Tamasi noted that Nvidia spends $1.5 billion a year on research and development for graphics, and over a console's lifecycle will spend over $10 billion in that department. He added that Sony and Microsoft "simply can't afford to spend that kind of money" when it comes to investing in their console's graphics power.

"It's no longer possible for a console to be a better or more capable graphics platform than the PC," he said. "Certainly with the first PlayStation and PlayStation 2, in that era there weren't really good graphics on the PC. Around the time of the PS2 is when 3D really started coming to the PC, but before that time 3D was the domain of Silicon Graphics and other 3D workstations. Sony, Sega or Nintendo could invest in bringing 3D graphics to a consumer platform. In fact, the PS2 was faster than a PC.

"By the time of the Xbox 360 and PlayStation 3, the consoles were on par with the PC If you look inside those boxes, they're both powered by graphics technology by AMD or NVIDIA, because by that time all the graphics innovation was being done by PC graphics companies," he added. "Sony and Microsoft simply can't afford to spend that kind of money. They just don't have the investment capacity to match the PC guys; we can do it thanks to economy of scale, as we sell hundreds of millions of chips, year after year."

Tamasi added that in the current market "nobody can build anything bigger or more powerful than what is in the PC at the moment." As developers spend more time optimizing for PlayStation 4 and Xbox One, he explained, a "good portion" of the research will benefit optimization for PCs.
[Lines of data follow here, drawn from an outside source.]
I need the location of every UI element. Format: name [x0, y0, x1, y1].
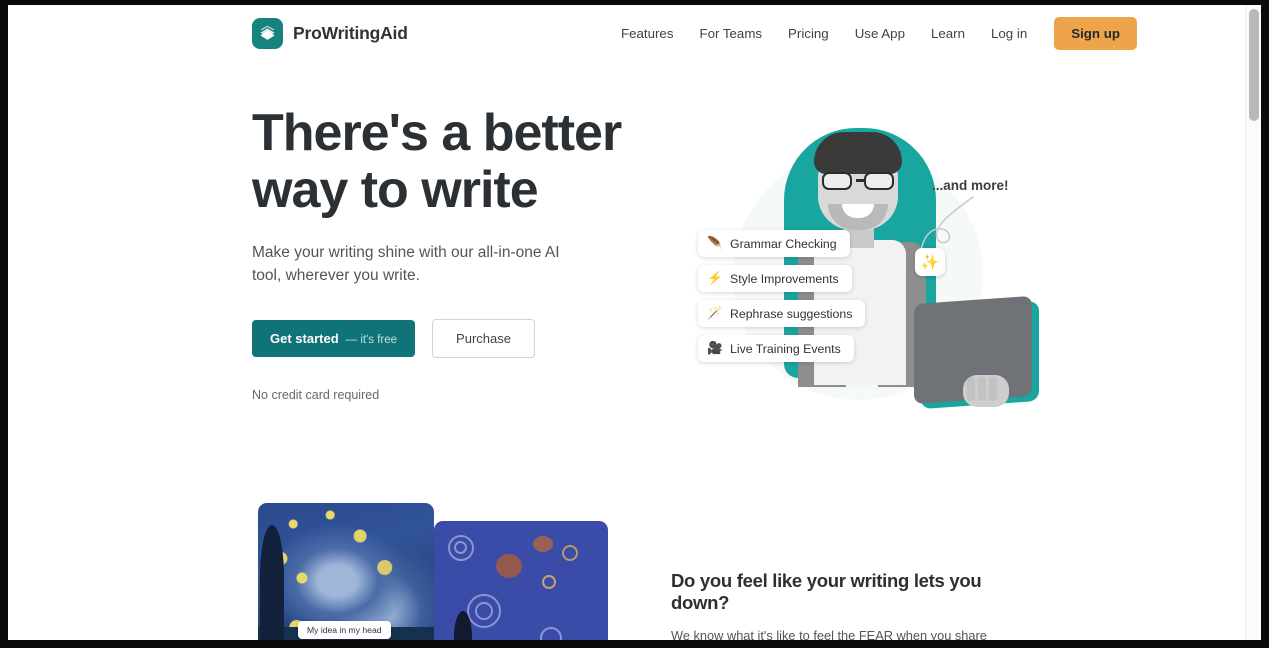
feature-chip-live-training-events: 🎥 Live Training Events: [698, 335, 854, 362]
nav-link-features[interactable]: Features: [608, 26, 686, 41]
vertical-scrollbar[interactable]: [1245, 5, 1261, 641]
feature-chip-style-improvements: ⚡ Style Improvements: [698, 265, 852, 292]
nav-link-use-app[interactable]: Use App: [842, 26, 918, 41]
and-more-label: ...and more!: [932, 178, 1009, 193]
section2-body: We know what it's like to feel the FEAR …: [671, 628, 987, 641]
swirl-shape: [562, 545, 578, 561]
section2-text-block: Do you feel like your writing lets you d…: [671, 570, 1016, 641]
site-header: ProWritingAid Features For Teams Pricing…: [8, 5, 1245, 61]
brand-name: ProWritingAid: [293, 23, 408, 43]
purchase-button[interactable]: Purchase: [432, 319, 535, 358]
browser-page: ProWritingAid Features For Teams Pricing…: [8, 5, 1261, 641]
finger: [967, 377, 975, 401]
finger: [989, 377, 997, 401]
page-title: There's a better way to write: [252, 105, 652, 219]
hero-title-line-2: way to write: [252, 161, 539, 219]
feature-chip-grammar-checking: 🪶 Grammar Checking: [698, 230, 850, 257]
feature-chip-list: 🪶 Grammar Checking ⚡ Style Improvements …: [698, 230, 866, 362]
hero-title-line-1: There's a better: [252, 104, 622, 162]
window-bottom-border: [0, 640, 1269, 648]
nav-link-for-teams[interactable]: For Teams: [686, 26, 775, 41]
blob-shape: [496, 554, 522, 578]
swirl-shape: [540, 627, 562, 641]
feature-chip-rephrase-suggestions: 🪄 Rephrase suggestions: [698, 300, 866, 327]
nav-link-learn[interactable]: Learn: [918, 26, 978, 41]
get-started-label: Get started: [270, 331, 339, 346]
glasses-icon: [822, 172, 894, 190]
hero-illustration: ...and more! ✨ 🪶 Grammar Checking ⚡ Styl…: [668, 100, 1039, 410]
hero-text-block: There's a better way to write Make your …: [252, 105, 652, 402]
blob-shape: [533, 536, 553, 552]
lightning-bolt-icon: ⚡: [707, 271, 723, 285]
window-right-border: [1261, 0, 1269, 648]
no-credit-card-note: No credit card required: [252, 388, 380, 402]
window-top-border: [0, 0, 1269, 5]
nav-link-pricing[interactable]: Pricing: [775, 26, 842, 41]
page-viewport: ProWritingAid Features For Teams Pricing…: [8, 5, 1245, 641]
hero-cta-row: Get started — it's free Purchase: [252, 319, 652, 358]
video-camera-icon: 🎥: [707, 341, 723, 355]
hand: [963, 375, 1009, 407]
cypress-tree-shape: [260, 525, 284, 641]
hair: [814, 132, 902, 174]
stacked-pages-icon: [252, 18, 283, 49]
sign-up-button[interactable]: Sign up: [1054, 16, 1137, 50]
get-started-suffix: — it's free: [345, 334, 398, 346]
window-left-border: [0, 0, 8, 648]
scrollbar-thumb[interactable]: [1249, 9, 1259, 121]
sparkles-icon: ✨: [915, 248, 945, 276]
feather-pen-icon: 🪶: [707, 236, 723, 250]
brand-logo[interactable]: ProWritingAid: [252, 18, 408, 49]
feature-chip-label: Live Training Events: [730, 341, 841, 356]
swirl-shape: [475, 602, 493, 620]
image-caption-badge: My idea in my head: [298, 621, 391, 639]
nav-link-log-in[interactable]: Log in: [978, 26, 1040, 41]
main-navigation: Features For Teams Pricing Use App Learn…: [608, 5, 1137, 61]
swirl-shape: [454, 541, 467, 554]
finger: [978, 377, 986, 401]
feature-chip-label: Rephrase suggestions: [730, 306, 853, 321]
magic-wand-icon: 🪄: [707, 306, 723, 320]
plain-writing-panel: [434, 521, 608, 641]
feature-chip-label: Style Improvements: [730, 271, 839, 286]
get-started-button[interactable]: Get started — it's free: [252, 320, 416, 357]
lens-right: [864, 172, 894, 190]
lens-left: [822, 172, 852, 190]
section2-title: Do you feel like your writing lets you d…: [671, 570, 982, 613]
swirl-shape: [542, 575, 556, 589]
feature-chip-label: Grammar Checking: [730, 236, 837, 251]
glasses-bridge: [856, 179, 864, 182]
hero-subtitle: Make your writing shine with our all-in-…: [252, 244, 560, 284]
"It's good for everyone — the developers don't have all these crazy architectures they have to sort through, 80 percent of their work is now applicable to all platforms," he said. "It's great for gamers, as games can be better on all platforms. And it's great for PC, as there's less weird divergence between consoles and PC, which means a lot more leverage for devs to raise the bar. If there were technological reasons that games weren't ported to the PC in the past, there are a lot less of those reasons come next-gen."